« Quand tu lances des cailloux sur la case du voisin, assure-toi que la tienne n’est pas en paille. »
Depuis des mois, ils se prennent pour des oracles de la souveraineté, des soldats de la dignité nationale, des justiciers numériques en service commandé. Ils insultent les chefs d’État étrangers, crachent sur leurs peuples, rient de leurs institutions. Côte d’Ivoire, France, Sénégal, CEDEAO… rien ne trouve grâce à leurs yeux. Et voici que le vent tourne.
Mamadou Awa Gassama, membre du Conseil national de transition du Mali, ancien député, figure zélée du verbe sale et des propos incendiaires, a été interpellé et placé sous mandat de dépôt en Côte d’Ivoire. Il s’y était rendu, dit-on, pour une cérémonie de funérailles. Il en sortira peut-être avec des bracelets aux poignets. Car dans ce pays qu’il a tant outragé, les mots ont un prix. Et le prix du mépris, c’est parfois une cellule.
L’homme est accusé d’outrage, incitation à la haine, appel à la déstabilisation des institutions. Ce n’est pas un blogueur anonyme ou un petit provocateur de réseaux. C’est un membre officiel d’un organe de la transition malienne, donc en quelque sorte, une voix du régime. Celui-là même qui réclamait qu’on chasse Ouattara du pouvoir, qui appelait à des coups d’État contre des chefs d’État élus, qui a ravalé la diplomatie à un concours d’invectives. Aujourd’hui, c’est lui qui « va lire l’heure », comme on dit chez les ivoiriens. Et l’aiguille sera longue.
À Abidjan, les souvenirs sont encore frais. Les 49 militaires ivoiriens retenus au Mali pendant des mois en 2022 n’ont toujours pas été digérés. Humiliés, instrumentalisés, exhibés à la télévision comme du gibier de souveraineté malienne. Alors non, cette arrestation ne vient pas de nulle part. Elle n’est ni une surprise, ni une dérive. Elle est une réponse. Un rappel que la dignité est une monnaie à double face.
Et pourtant, voilà que les soutiens de Gassama montent au créneau. Ils hurlent à la persécution, crient à l’atteinte à la liberté d’expression. Eux qui, chaque jour, applaudissent l’arrestation de journalistes au Mali. Eux qui ont vu Issa Kaou Djim condamné à un an de prison pour avoir simplement mis en doute un coup d’État fictif au Burkina, qui applaudissait la fermeture de Djoliba Tv pour les mêmes motifs. Eux qui rient quand un opposant malien est muselé, mais qui pleurent quand l’un des leurs est rattrapé par ses propres vomissures.

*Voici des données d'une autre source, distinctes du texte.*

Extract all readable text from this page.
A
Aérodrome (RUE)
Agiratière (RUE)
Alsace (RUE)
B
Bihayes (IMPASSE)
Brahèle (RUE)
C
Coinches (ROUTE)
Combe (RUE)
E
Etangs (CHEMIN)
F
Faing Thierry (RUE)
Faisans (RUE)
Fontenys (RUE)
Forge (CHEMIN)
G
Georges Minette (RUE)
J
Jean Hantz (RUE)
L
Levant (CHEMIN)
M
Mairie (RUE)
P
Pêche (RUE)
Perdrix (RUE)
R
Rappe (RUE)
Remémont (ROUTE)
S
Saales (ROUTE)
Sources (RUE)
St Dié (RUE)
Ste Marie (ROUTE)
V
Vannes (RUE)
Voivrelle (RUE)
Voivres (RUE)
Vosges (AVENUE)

« Quand tu ouvres ta bouche comme une rivière en crue, attends-toi à te noyer dans tes propres eaux. »
Ce n’est pas seulement l’affaire d’un homme. C’est le miroir tendu à une hypocrisie collective. Ces donneurs de leçons aiment la Russie, mais vivent en France. Ils chantent l’AES au micro, mais passent leurs vacances à Dakar ou à Abidjan. Ils crient que la CEDEAO est l’ennemie, mais supplient pour que leurs enfants y étudient. Ils prétendent défendre l’Afrique libre, mais mendient des visas pour les pays qu’ils vilipendent.

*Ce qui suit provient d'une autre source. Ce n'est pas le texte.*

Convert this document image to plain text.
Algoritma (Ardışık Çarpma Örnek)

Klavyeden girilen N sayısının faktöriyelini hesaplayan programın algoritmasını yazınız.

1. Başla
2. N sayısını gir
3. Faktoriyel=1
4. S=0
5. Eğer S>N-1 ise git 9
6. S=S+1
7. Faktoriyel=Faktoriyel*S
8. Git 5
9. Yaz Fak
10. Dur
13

Et ils osent nous traiter, nous autres Maliens critiques, de traîtres et d’apatrides. Parce que nous dénonçons l’inefficacité, l’arrogance, l’enfumage des autorités maliennes. Parce que nous refusons d’applaudir le désastre. Selon eux, critiquer leur incompétent de président de transition, c’est haïr le Mali. Mais insulter Ouattara, Diomaye ou Emballo, c’est du patriotisme. Quelle logique bancale ! Quelle duplicité éhontée !
« Le tambour qui fait danser les autres finit toujours par éclater dans les mains du joueur. »
L’affaire Gassama, au fond, pose une question simple : est-ce que l’impunité verbale est un droit réservé à ceux qui crient le plus fort ? Est-ce que la liberté d’insulter est la seule liberté qu’ils veulent défendre ? Est-ce que le respect des institutions est à sens unique ?
Qu’il réponde. Qu’il prouve ses accusations. Ou qu’il accepte les conséquences. Car on ne peut pas allumer des incendies à distance, puis venir pleurnicher quand on se brûle les pieds.
Quant à ses camarades, qu’ils prennent note. Le monde a changé. Les propos haineux ont une mémoire. Et les frontières n’effacent plus les écrans. À défaut d’humilité, qu’ils apprennent le silence. Car celui qui insulte tout le monde finit toujours par tomber sur quelqu’un qui sait mordre."